The US share price will be closely aligned to Baltimore's London value and, given the target tally of £95 million, Baltimore would be expected to open at around £11.91 on its first day of trading. Mr Dermot Desmond and Intel hold stakes in Baltimore of 15 per cent and 6.26 per cent respectively and will not be offering their shares in this round.

The company has said it will offer 8.5 million shares, comprising 7.97 million new shares and 525,000 existing shares. Of the existing shares, Mr Fran Rooney, Baltimore chief executive, will offer 150,000 family shares, Mr Henry Beker, Baltimore chairman will offer 300,000 shares, and Mr Matthew Bowcock, vice-president of corporate development, will offer 50,000 shares.

With the global encryption and security software industry expected to grow by a factor of eight in the next two years, Mr Rooney told The Irish Times the additional funding would provide Baltimore with a "war chest going forward".
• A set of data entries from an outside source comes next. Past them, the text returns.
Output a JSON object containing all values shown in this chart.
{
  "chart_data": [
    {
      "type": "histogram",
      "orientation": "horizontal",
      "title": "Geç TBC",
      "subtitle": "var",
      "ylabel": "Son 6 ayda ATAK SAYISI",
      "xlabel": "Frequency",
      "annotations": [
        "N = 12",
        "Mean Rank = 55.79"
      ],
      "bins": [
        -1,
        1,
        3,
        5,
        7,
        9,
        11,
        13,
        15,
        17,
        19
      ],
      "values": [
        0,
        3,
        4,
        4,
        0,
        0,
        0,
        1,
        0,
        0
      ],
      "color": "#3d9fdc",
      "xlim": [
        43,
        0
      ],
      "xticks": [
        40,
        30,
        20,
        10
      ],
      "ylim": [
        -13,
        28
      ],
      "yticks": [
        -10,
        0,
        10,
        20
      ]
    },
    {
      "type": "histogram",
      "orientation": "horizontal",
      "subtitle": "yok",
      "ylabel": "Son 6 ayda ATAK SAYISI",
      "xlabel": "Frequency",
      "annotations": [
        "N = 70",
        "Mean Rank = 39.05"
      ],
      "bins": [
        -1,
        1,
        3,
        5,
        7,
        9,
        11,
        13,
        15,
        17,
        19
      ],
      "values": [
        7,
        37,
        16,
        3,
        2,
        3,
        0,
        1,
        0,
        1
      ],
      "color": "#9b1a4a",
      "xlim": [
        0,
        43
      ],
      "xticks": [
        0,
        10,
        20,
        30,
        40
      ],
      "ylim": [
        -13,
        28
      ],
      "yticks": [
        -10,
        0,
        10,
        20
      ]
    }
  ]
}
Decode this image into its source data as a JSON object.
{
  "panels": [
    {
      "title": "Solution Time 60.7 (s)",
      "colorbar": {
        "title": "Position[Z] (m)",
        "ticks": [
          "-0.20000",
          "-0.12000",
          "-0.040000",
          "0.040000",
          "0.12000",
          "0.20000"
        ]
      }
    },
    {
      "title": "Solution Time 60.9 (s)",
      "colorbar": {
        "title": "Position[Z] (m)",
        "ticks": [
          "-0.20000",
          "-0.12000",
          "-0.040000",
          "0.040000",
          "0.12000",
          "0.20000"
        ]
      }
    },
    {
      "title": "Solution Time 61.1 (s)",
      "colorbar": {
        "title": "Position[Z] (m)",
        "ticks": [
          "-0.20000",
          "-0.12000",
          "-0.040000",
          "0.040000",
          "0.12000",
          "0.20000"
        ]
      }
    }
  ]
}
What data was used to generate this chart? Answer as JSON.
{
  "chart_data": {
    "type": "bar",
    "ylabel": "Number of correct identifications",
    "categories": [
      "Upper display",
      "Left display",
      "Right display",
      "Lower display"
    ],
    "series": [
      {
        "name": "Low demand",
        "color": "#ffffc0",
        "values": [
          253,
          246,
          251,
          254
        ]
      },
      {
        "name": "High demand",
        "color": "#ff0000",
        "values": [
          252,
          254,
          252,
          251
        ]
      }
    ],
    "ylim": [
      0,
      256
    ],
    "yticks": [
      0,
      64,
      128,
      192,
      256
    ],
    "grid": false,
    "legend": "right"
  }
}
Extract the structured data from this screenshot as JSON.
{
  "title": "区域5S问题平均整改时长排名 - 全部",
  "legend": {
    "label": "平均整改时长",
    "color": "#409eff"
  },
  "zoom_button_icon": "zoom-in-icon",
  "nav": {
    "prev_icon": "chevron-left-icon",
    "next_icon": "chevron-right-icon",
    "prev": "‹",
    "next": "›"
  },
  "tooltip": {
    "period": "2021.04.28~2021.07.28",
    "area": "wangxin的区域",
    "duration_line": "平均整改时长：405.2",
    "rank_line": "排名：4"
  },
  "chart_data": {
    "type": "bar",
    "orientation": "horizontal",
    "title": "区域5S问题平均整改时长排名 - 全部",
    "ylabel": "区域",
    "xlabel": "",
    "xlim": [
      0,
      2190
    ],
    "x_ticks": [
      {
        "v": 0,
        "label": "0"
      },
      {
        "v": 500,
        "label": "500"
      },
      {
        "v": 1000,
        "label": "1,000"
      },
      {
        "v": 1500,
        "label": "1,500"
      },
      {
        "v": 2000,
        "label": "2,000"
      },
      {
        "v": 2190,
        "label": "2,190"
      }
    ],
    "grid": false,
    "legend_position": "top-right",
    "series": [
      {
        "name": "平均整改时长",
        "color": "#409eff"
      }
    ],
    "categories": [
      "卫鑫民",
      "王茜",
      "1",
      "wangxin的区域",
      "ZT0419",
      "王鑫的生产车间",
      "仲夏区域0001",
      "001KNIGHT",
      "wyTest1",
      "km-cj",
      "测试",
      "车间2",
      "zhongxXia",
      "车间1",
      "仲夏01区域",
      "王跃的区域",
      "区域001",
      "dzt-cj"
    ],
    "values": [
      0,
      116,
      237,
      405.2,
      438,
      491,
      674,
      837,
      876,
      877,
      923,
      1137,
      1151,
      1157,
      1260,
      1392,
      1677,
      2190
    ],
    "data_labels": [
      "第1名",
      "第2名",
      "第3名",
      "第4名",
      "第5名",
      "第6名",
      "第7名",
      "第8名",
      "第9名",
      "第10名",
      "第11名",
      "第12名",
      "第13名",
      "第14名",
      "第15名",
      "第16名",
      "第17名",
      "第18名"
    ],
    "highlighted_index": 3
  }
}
"We have a very clear merger and acquisition strategy, and after the Nasdaq listing we want to aggressively move forward," he said. He added that Baltimore wanted to raise only £95 million, and, should the offering be oversubscribed, the number of shares issued could be reduced. The global offer will be underwritten by a syndicate including Lehman Brothers, Merrill Lynch International and Goodbody Stock brokers.

Until now, Baltimore has traded at a considerable discount to its larger US rivals, Entrust and VeriSign. Recently, analysts Beeson Gregory observed Baltimore stock warranted a valuation closer to that of main rival VeriSign.